By Ananya Mariam Rajesh

(Reuters) -Procter & Gamble cut its annual profit forecast on Tuesday following a writedown in the value of its Gillette business in December and as the boost from earlier price hikes starts to fade in the United States.

P&G had said it would record a $1.3 billion charge related to a drop in the book value of its Gillette business at a time when volume growth in the segment slowed due to the hybrid post-pandemic work culture and a stronger dollar.

The company previously estimated it would record up to $2.5 billion in charges over two fiscal years due to the Gillette business write down and restructuring of certain markets.

This along with waning benefits from price hikes that most of the consumer goods companies enjoyed for two years have started to weigh on profits.

P&G now expects fiscal 2024 earnings to range from a fall of 1% to in line with fiscal 2023 earnings per share, compared with its prior forecast of a 6% to 9% growth.

Focus will also be on the company’s ability to maintain strong volume growth as production costs have started to ease.

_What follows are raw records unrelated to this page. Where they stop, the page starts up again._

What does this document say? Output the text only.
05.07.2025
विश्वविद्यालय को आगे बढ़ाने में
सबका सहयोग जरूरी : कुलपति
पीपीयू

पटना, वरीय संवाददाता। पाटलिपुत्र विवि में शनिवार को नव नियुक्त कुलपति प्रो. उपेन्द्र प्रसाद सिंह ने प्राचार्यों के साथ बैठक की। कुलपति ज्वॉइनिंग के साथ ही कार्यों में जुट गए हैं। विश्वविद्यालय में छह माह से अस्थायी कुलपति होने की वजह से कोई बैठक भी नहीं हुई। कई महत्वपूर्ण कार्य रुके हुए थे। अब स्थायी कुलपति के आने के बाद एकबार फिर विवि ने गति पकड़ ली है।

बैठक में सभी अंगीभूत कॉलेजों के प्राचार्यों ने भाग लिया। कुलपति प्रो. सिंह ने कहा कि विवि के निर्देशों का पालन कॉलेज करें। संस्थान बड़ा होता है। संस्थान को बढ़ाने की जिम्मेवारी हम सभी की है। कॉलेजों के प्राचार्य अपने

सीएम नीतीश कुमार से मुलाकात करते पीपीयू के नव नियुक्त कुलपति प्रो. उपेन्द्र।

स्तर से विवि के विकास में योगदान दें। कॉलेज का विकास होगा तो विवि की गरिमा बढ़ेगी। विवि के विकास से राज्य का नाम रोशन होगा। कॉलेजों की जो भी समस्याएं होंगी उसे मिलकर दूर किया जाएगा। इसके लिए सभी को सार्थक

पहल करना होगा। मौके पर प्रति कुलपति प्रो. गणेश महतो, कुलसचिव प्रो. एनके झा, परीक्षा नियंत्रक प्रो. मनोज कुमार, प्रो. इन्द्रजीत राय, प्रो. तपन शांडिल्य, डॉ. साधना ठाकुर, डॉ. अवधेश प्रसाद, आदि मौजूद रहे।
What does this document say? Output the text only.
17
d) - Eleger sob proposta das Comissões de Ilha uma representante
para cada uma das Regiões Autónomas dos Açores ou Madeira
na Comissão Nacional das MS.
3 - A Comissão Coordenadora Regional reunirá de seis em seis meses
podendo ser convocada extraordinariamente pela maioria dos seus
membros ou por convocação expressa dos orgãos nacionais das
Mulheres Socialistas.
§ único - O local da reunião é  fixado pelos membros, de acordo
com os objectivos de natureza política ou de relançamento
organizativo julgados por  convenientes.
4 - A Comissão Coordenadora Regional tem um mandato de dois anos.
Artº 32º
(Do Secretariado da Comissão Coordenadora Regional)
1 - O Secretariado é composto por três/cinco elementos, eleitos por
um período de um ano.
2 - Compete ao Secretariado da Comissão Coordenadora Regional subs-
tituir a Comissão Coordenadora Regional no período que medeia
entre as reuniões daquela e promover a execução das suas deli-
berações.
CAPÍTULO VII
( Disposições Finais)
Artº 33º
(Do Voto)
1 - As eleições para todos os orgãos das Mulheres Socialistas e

That has helped P&G increase its gross margin by 520 basis points in the second quarter.

They were able to maintain some pricing in an environment where consumers have become cautious of higher prices, Donald Nesbitt, senior portfolio manager at Ziegler Capital Management said.

However, P&G’s overall volumes were flat, while average prices across product categories rose 4%.

The company’s net sales rose 3.2% to $21.44 billion in the second quarter, missing LSEG estimates of $21.48 billion, due to weak demand for its beauty and personal-care products in major market China.

In China “we see a recovery since COVID that is not linear and is somewhat bumpy,” P&G CFO Andre Schulten said on a media call.

P&G’s second-quarter sales in the country were down 15% driven by a generally slower recovery in terms of consumer sentiment, Schulten added, since China abandoned its strict “zero-COVID” policy.

On an adjusted basis, the company earned $1.84 per share, beating estimates of $1.70, sending P&G’s shares up nearly 1% in premarket trading.